CARCASSONNE 2
Carcassonne m'a offert un de ces moments de grande communion avec un édifice, qui ne se produisent pas si souvent. Les premières photos de la cathédrale Saint Nazaire - j'en eus connaissance dans mon premier grand livre sur l'architecture gothique dont ma mère m'avait fait cadeau un Noël - me laissaient présager cette belle émotion, mais comment en être sûr. Sa spécificité m'avait frappé dès cette époque lointaine: c'est une pièce rapportée, un joyau du gothique rayonnant fidèle en tout point à la grande époque et au style d'Ile de France. Je n'arrive pas à obtenir suffisamment d'éléments sur sa construction, mais j'y verrais bien un oeuvre dans la même lignée que tous ses châteaux forts construits par des architectes nordiques sur le modèle du Louvre. Bref, ça n'est pas le style rayonnant méridional. D'ailleurs, alors que j'étais dans le vaisseau ogival, il fallait bien la chaleur pour me rappeler où j'étais. Ce que je voyais n'incitait guère à me penser dans les Corbières.
Car l'art rayonnant a eu une belle carrière en Occitanie. C'est l'architecte Jean Deschamps, connaisseur d'Amiens et de Saint Denis (le Saint Denis du XIIIème!) qui l'introduit à Clermont. Suivront Limoges, Narbonne, Rodez, Bordeaux, Toulouse, toutes signées de sa main ou de celle de ses descendants. Cet architecte ingénieux, inventeur de plusieurs détails esthétiques et techniques intéressants a dessiné des édifices qui me laissent pourtant (à part un) froid. Le gothique de Deschamps, et je ne saurais dire à quoi cela tient, sauf au prix d'une longue analyse, me fait presque autant d'effet qu'une église classique, c'est dire !
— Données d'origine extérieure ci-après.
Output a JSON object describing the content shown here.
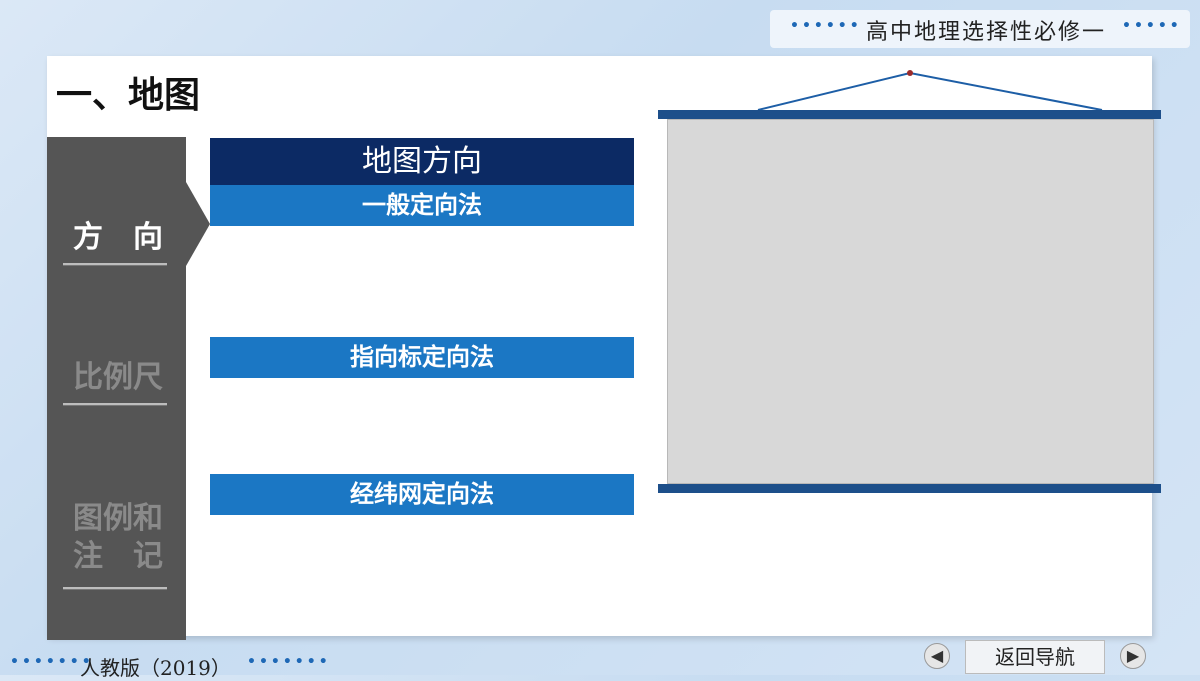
{
  "header": {
    "subject_title": "高中地理选择性必修一"
  },
  "section_title": "一、地图",
  "sidebar": {
    "items": [
      {
        "label": "方　向",
        "active": true
      },
      {
        "label": "比例尺",
        "active": false
      },
      {
        "label": "图例和注　记",
        "active": false
      }
    ]
  },
  "content": {
    "heading": "地图方向",
    "methods": [
      "一般定向法",
      "指向标定向法",
      "经纬网定向法"
    ]
  },
  "footer": {
    "edition": "人教版（2019）",
    "nav_label": "返回导航",
    "prev_icon": "arrow-left-icon",
    "next_icon": "arrow-right-icon"
  },
  "colors": {
    "accent": "#1b77c4",
    "header": "#0c2a64",
    "sidebar": "#555555"
  }
}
Saint Nazaire c'est tout l'inverse, c'est une illustration parmi les plus belles de cette capacité de l'art ogival à créer des espaces magiques, des mirages de pierre, des vibrations de couleurs et de formes, la plus belle figuration qui soit de la Jérusalem céleste : "La ville brillait d'un éclat semblable à celui d'une pierre précieuse, d'une pierre de jaspe transparente comme du cristal." (Jean, Livre de l'Apocalypse).
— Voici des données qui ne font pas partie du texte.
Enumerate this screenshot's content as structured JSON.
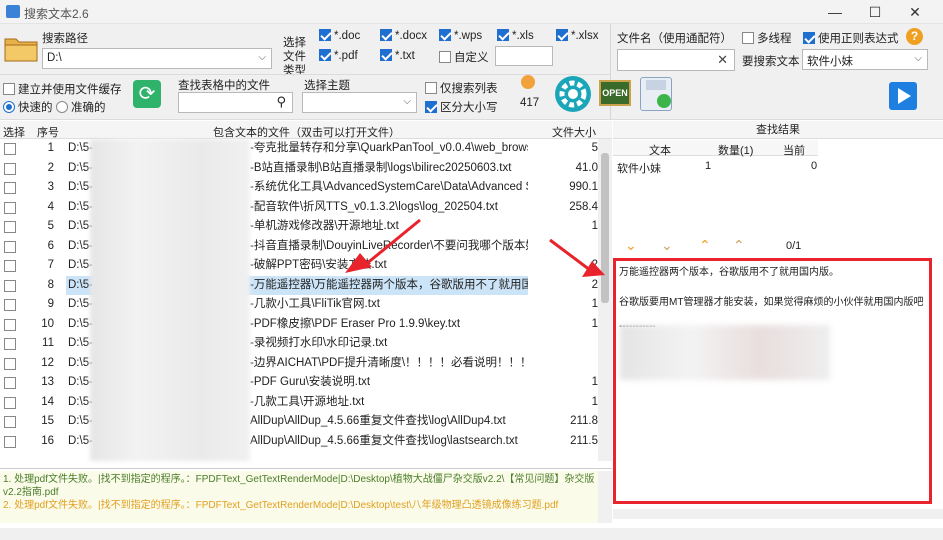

Là, j'ai vraiment retrouvé, malgré les dimensions beaucoup plus modestes, l'atmospère d'Amiens ou de Saint Denis.
Enfin je dirai que la très belle nef romane met en valeur par constraste le sanctuaire rayonnant et que partout où j'ai vu cette alliance, elle m'a séduit. Le plus bel exemple étant celui de la cathédrale du Mans.
A l'extérieur Viollet est pas mal intervenu. Il a notamment déposé gargouilles et autres bestioles pour les remplacer par ses propres figures. On reconnait la griffe des chimères de N.D. de Paris.